Wat is volgens jou het belang van internationalisering en wereldburgerschap op basisscholen en middelbare scholen?
“Dat vind ik moeilijk te zeggen. Ik werk niet in het onderwijs. Mijn beeld is dat het tto op het Wolfert nu wel een beetje mondiale elite is geworden. Toen ik er zat waren er wel vijftig nationaliteiten en zaten de klassen door elkaar. Vijf jaar geleden bezocht ik de school weer eens en was dat heel anders. Ironisch genoeg groeit het internationaal onderwijs, maar wordt de school er niet internationaler van. Dat wringt wel een beetje vind ik. Wat is internationalisering? Dat is toch leren van een ander. Nu zie je veel mensen die op jou lijken op de school en heb je minder te maken met mensen uit een andere context.”
Wat kan de bezoeker verwachten van je lezing op 23 september? Wat zou je de bezoeker willen meegeven?
“De lezing De Stadsastronaut die ik ga geven is gebaseerd op een voorstelling die ik heb gedaan. Het verhaal gaat over nieuw perspectief vinden op jezelf en op de aarde door uit te zoomen, en te kijken als een astronaut. Wat astronauten overkomt als ze vanuit de ruimte naar aarde kijken, is verwondering. Leraren kunnen ook door uit te zoomen anders kijken naar het onderwijs.

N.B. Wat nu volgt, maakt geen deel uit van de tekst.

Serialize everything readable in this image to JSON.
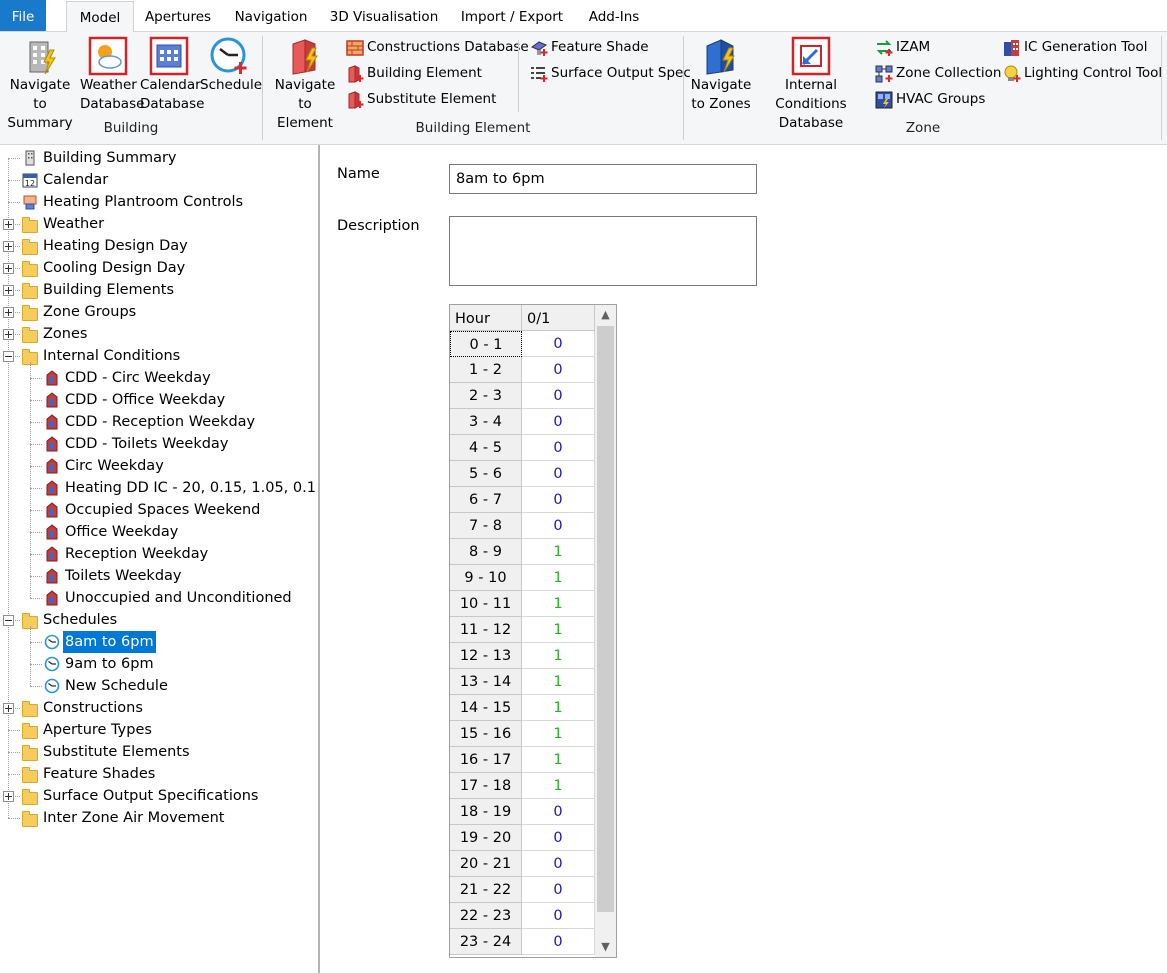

De aarde is één organisme, er is sprake van een heelheid en dingen zijn met elkaar verweven. Het gaat te veel om autonomie, en mag wel wat meer gaan om die verwevenheid en afhankelijkheid. Dat geldt ook voor het onderwijs. Daar gaat het ook te veel om individuele prestaties en ontwikkelingen. Elementair is er verandering nodig.”
Wat voor verandering is dat?
“Nu is het onderwijs te weinig gericht op beroepen die we als gemeenschap nodig hebben. Het gaat te veel om hoogopgeleid zijn. Het is jammer dat hoogopgeleiden niet bij de politie of de zorg gaan werken. Daar mogen we meer aandacht voor vragen in het onderwijs. Wil je iets belangrijks doen, ga in de zorg werken. Dingen worden pas belangrijk als je er aandacht voor vraagt. Aan welke beroepskeuzes geef je gewicht?”
In je boek heb je het erover dat we meer aandacht moeten hebben voor de systemen waarin we leven. Wat kan onderwijs daarmee?
“Onze leerlingen krijgen straks met allerlei zaken te maken. Bepaalde systemen moeten we man en macht beschermen. We zitten nu bijvoorbeeld in de zesde uitstervingsgolf. Er verdwijnen allerlei soorten dieren en planten, die niet meer terugkomen. Als de kinderen van nu volwassen zijn hebben ze daarmee te maken.
Ze moeten begrijpen hoe ze dat kunnen oplossen. Hoe kijk je aan tegen de systemen waarin je leeft? Naar de wereld waarin je beweegt? Hoe werkt koraal, hoe werkt de zee, hoe hou je rivieren schoon? Dit wordt als onderwerp te weinig benadrukt. Het gaat altijd om groei, om ergens te komen. Dat is ons economisch systeem, en dat is mooi, maar misschien moeten we ook eens kijken naar wat er al is, waar we zijn.”